Pada gang sunyi ditepi jalan yang sepi aku mau ceritakan sesuatu kepadamu bahwa kini aku masih tetap seperti yang dulu menginginkan matahari itu tetap cerah apa adanya. Bukan hirauan apalagi cacian namun itu sebuah harapan akan cerahnya masa yang akan datang. Tapi kenapa kau selalu mencibir aku dengan manisnya kulit bratawali.
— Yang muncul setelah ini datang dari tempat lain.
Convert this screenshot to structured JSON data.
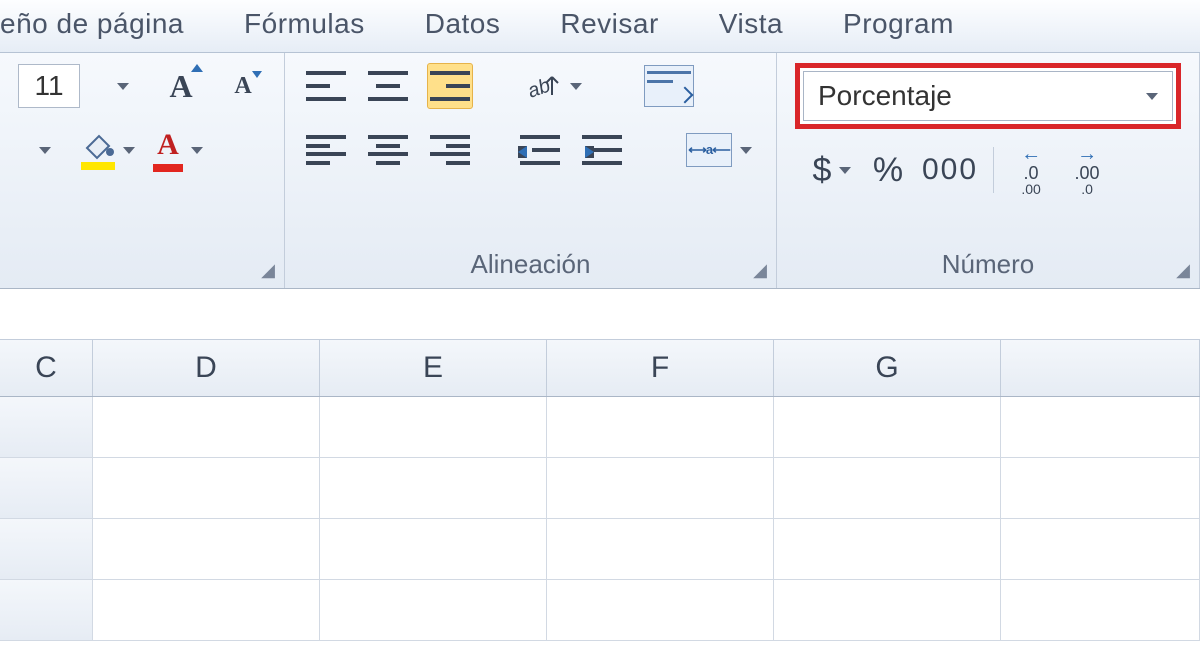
{
  "tabs": {
    "diseno": "eño de página",
    "formulas": "Fórmulas",
    "datos": "Datos",
    "revisar": "Revisar",
    "vista": "Vista",
    "programador": "Program"
  },
  "font": {
    "size": "11"
  },
  "groups": {
    "alineacion": "Alineación",
    "numero": "Número"
  },
  "number_format": {
    "selected": "Porcentaje",
    "currency_symbol": "$",
    "percent_symbol": "%",
    "thousands": "000"
  },
  "columns": [
    "C",
    "D",
    "E",
    "F",
    "G"
  ]
}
Aku akan selalu mengingat apa yang kau inginkan, apa yang dulu kita janjikan bersama saat kau dan aku memohon pada yang dikatakan orang-orang sebagai raja diraja semesta alam
Masihkah kau percaya bahwa Budi kini sekolah bukan dengan berfikir bagaimana ia pandai namun ia berfikir bagaimana ia dapat makan untuk masa datang setelah ia lulus dari institute yang ia idam-idamkan.Tapi entah kenapa peredaran nasib tak memihak akan asanya ia kini hanya bisa menatap institusi yang dia idam-idamkan bukan karena ia tak mampu dalam tes ujian yang ditawarkan oleh institusi itu, namun terlebih karena dana institusi yang terlalu mahal yang ditawarkan kepada Budi. Kini budi hanya bisa mengais-ngais nasibnya lewat nasib yang ia andalkan, berbekal ijazah SMAnya ia mengharap semoga ada perusahaan yang berkehendak tuk meminangnya. Tapi kini perusahaan-perusahaan itu menginginkan pekerja yang telah berpengalaman atau sudah mempunyai skill yang dibutuhkan oleh perusahaan. Belum lagi dengan kontrak yang menginginkan dengan sekian kesepakatan yang harus diterimanya.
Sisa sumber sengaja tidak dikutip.